'Shallow water' floating wind could speed China's offshore build: Ming Yang
Head of Chinese turbine OEM's European operations tells Recharge roundtable that pilot in South China Sea could spark rethink of technology as 'only' for deep-water
China’s plans to rapidly expand its offshore wind fleet in the next decade could be sped up “considerably” by installing floating units in sea-depths until now developed using fixed foundations, with a pilot being built off the Asian nation expected to prove the ‘deep-water’ technology economic in as little as 30 metres of water, according to the head of project OEM Ming Yang’s European division.
“This project is a milestone for China as the first floating wind development – until now the market has been focused only on bottom-fixed [foundations] because we have mainly shallow water conditions [in Chinese waters] which is the main reason that floating has not yet been commercialised,” he said.

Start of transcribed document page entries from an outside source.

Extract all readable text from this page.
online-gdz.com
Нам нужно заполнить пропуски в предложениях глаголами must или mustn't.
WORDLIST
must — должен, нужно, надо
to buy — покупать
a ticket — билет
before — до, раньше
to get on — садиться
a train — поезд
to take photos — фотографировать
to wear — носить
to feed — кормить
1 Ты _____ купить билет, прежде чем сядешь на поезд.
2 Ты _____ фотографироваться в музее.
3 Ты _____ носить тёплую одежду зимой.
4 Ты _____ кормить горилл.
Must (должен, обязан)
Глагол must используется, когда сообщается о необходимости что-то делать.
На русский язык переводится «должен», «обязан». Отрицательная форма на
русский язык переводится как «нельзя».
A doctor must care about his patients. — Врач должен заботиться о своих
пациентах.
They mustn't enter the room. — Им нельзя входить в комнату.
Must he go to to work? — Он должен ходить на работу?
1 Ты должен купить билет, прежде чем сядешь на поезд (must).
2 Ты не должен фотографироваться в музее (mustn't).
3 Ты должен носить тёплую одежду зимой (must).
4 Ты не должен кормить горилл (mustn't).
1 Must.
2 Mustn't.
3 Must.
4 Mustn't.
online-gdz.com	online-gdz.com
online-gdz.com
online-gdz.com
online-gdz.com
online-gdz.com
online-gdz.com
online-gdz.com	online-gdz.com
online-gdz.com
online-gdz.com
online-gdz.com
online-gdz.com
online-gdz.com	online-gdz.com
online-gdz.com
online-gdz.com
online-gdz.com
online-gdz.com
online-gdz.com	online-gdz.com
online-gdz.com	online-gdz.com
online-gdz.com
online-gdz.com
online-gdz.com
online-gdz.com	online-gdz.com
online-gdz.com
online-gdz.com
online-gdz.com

“But we now have some other [project site] conditions to consider [in expanding China’s offshore wind fleet] – stones and rocky seabeds which are difficult for monopiles [to be installed in] and so on. This has motivated us to further explore floating projects for shallow water.”
“This pilot will make an important contribution to future development of floating wind [farms] in shallow water,” said Chen, who is based in Ming Yang’s European headquarters in Hamburg, Germany.
“We are ramping up the capacity of our turbine. We do know that globally these larger turbines are required [to support giga-scale projects in development] – a 15MW turbine is more and more ‘common’. And this is also [true] for floating: larger is better, because floating platforms are expensive, so we need to keeping bringing down the overall LCOE,” he said.
“During the development of our larger, next generation [15MW] turbine, we are already considering floating’s ‘characteristics’ in our initial design to have [those engineering considerations] really solved.